Caption: Joseph Shiang, a Principal Scientist leading the IMMORTAL Battery MINT project, standing in the Battery Testing Lab at GE Research's Niskayuna, NY campus. Behind him are environmental chambers, where scientists can test battery cells under different temperatures and humidity levels. The Lab has an experienced team with decades of experience and expertise developing and evaluating battery chemistries and materials.
Joseph Shiang, a Principal Scientist in the technical area of Materials Physics & Processes, working in the Ceramics Lab at GE Research, and leading the IMMORTAL Battery project, said the effort DARPA is leading in morphogenesis will create a paradigm shift in extending the operational lifetime of critical machines and systems of all kinds, stating, “Today, we think of most things as having a finite lifecycle, determined by the rate at which parts wear out. Biological systems extend their lifetime by using complex chemical processes and feedback to keep components from failing, but what if we could arrange the chemical processes in simpler, non-living systems, like batteries, to preclude degradation and extend life? That’s the essence of what we’re creating with the IMMORTAL battery.”
Caption: Sreekar Karnati, a Lead Engineer and project leader on the Morphogenic Barrier Technologies MINT project, working at a Test Frame in the Corrosion Lab on GE Research's Niskayuna, NY campus. In this lab, Karnati and others study and develop new ways to prevent corrosion with metals.

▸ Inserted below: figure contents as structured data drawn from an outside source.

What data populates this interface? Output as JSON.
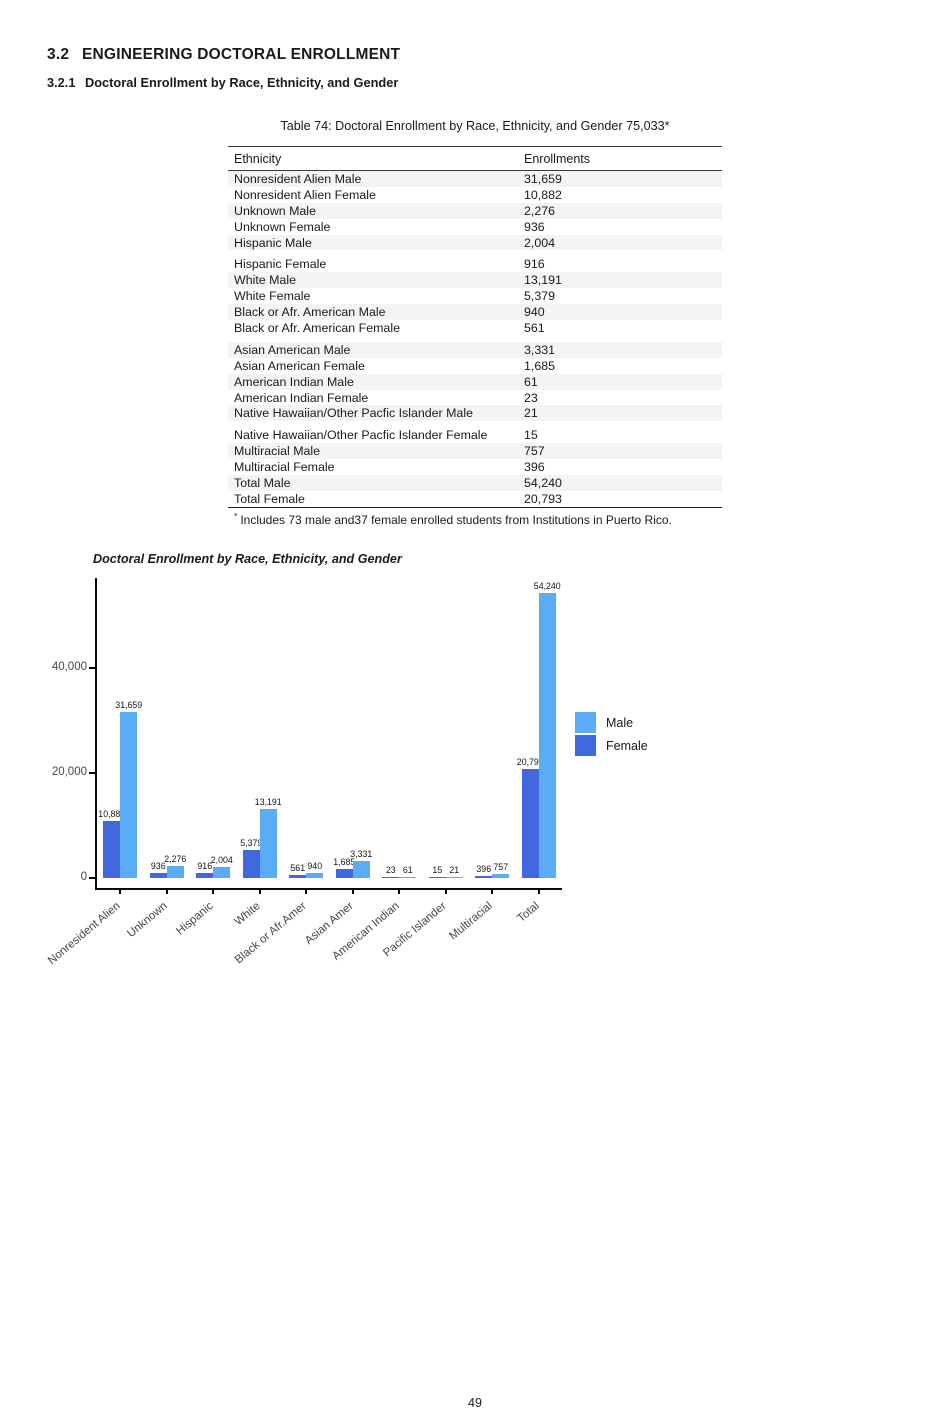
{
  "page": {
    "number": "49"
  },
  "headings": {
    "section": {
      "number": "3.2",
      "title": "ENGINEERING DOCTORAL ENROLLMENT"
    },
    "subsection": {
      "number": "3.2.1",
      "title": "Doctoral Enrollment by Race, Ethnicity, and Gender"
    }
  },
  "table": {
    "title": "Table 74: Doctoral Enrollment by Race, Ethnicity, and Gender 75,033*",
    "columns": [
      "Ethnicity",
      "Enrollments"
    ],
    "rows": [
      {
        "label": "Nonresident Alien Male",
        "value": "31,659"
      },
      {
        "label": "Nonresident Alien Female",
        "value": "10,882"
      },
      {
        "label": "Unknown Male",
        "value": "2,276"
      },
      {
        "label": "Unknown Female",
        "value": "936"
      },
      {
        "label": "Hispanic Male",
        "value": "2,004"
      },
      {
        "label": "Hispanic Female",
        "value": "916"
      },
      {
        "label": "White Male",
        "value": "13,191"
      },
      {
        "label": "White Female",
        "value": "5,379"
      },
      {
        "label": "Black or Afr. American Male",
        "value": "940"
      },
      {
        "label": "Black or Afr. American Female",
        "value": "561"
      },
      {
        "label": "Asian American Male",
        "value": "3,331"
      },
      {
        "label": "Asian American Female",
        "value": "1,685"
      },
      {
        "label": "American Indian Male",
        "value": "61"
      },
      {
        "label": "American Indian Female",
        "value": "23"
      },
      {
        "label": "Native Hawaiian/Other Pacfic Islander Male",
        "value": "21"
      },
      {
        "label": "Native Hawaiian/Other Pacfic Islander Female",
        "value": "15"
      },
      {
        "label": "Multiracial Male",
        "value": "757"
      },
      {
        "label": "Multiracial Female",
        "value": "396"
      },
      {
        "label": "Total Male",
        "value": "54,240"
      },
      {
        "label": "Total Female",
        "value": "20,793"
      }
    ],
    "footnote_marker": "*",
    "footnote_text": "Includes 73 male and37 female enrolled students from Institutions in Puerto Rico."
  },
  "chart_data": {
    "type": "bar",
    "title": "Doctoral Enrollment by Race, Ethnicity, and Gender",
    "categories": [
      "Nonresident Alien",
      "Unknown",
      "Hispanic",
      "White",
      "Black or Afr.Amer",
      "Asian Amer",
      "American Indian",
      "Pacific Islander",
      "Multiracial",
      "Total"
    ],
    "series": [
      {
        "name": "Female",
        "color": "#4168DF",
        "values": [
          10882,
          936,
          916,
          5379,
          561,
          1685,
          23,
          15,
          396,
          20793
        ],
        "labels": [
          "10,882",
          "936",
          "916",
          "5,379",
          "561",
          "1,685",
          "23",
          "15",
          "396",
          "20,793"
        ]
      },
      {
        "name": "Male",
        "color": "#5AACF5",
        "values": [
          31659,
          2276,
          2004,
          13191,
          940,
          3331,
          61,
          21,
          757,
          54240
        ],
        "labels": [
          "31,659",
          "2,276",
          "2,004",
          "13,191",
          "940",
          "3,331",
          "61",
          "21",
          "757",
          "54,240"
        ]
      }
    ],
    "xlabel": "",
    "ylabel": "",
    "ylim": [
      0,
      56000
    ],
    "yticks": [
      {
        "value": 0,
        "label": "0"
      },
      {
        "value": 20000,
        "label": "20,000"
      },
      {
        "value": 40000,
        "label": "40,000"
      }
    ],
    "grid": false,
    "legend_position": "right"
  }
}
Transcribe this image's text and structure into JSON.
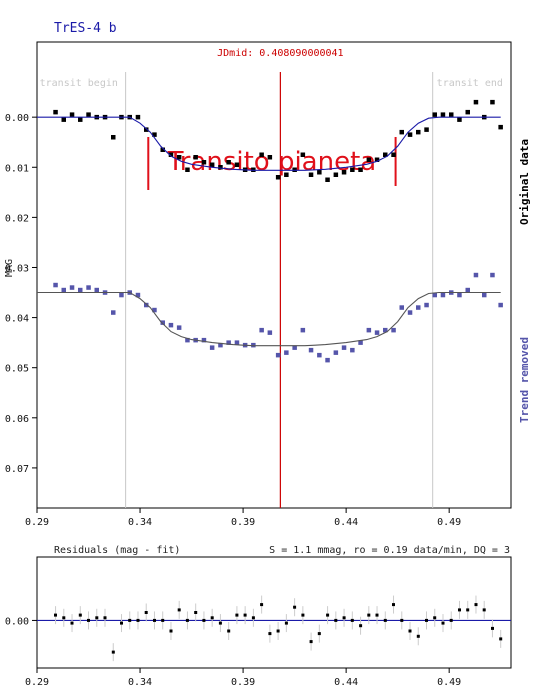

Sreekar Karnati, a Lead Engineer in the technical area of Manufacturing Processes, working in the Advanced Manufacturing Lab, is leading a second $5 million project, entitled Morphogenic Barrier Technologies. The focus of this effort is to develop a new regenerative corrosion protection layer for aluminum metal parts that essentially reacts chemically with corrosive elements that come into contact with them to regenerate its surface. GE Research has partnered with DNV, a leading company in promoting safety and asset performance, the University of Virginia, and Brigham Young University on this project. Similar to the battery project, the team will tap into a broad set of technical skillsets, including machine learning, chemistry, and alloy design, to develop their solution.
Karnati said, “When someone gets a cut, you might apply an antibiotic ointment to avoid infection and accelerate the healing of that wound. What we’re innovating is more proactive. We’re creating a protective surface layer on aluminum alloys that can self-heal, or regenerate, instead of letting the metal pit and degrade.”
Both projects are in the early phases of material design and exploration.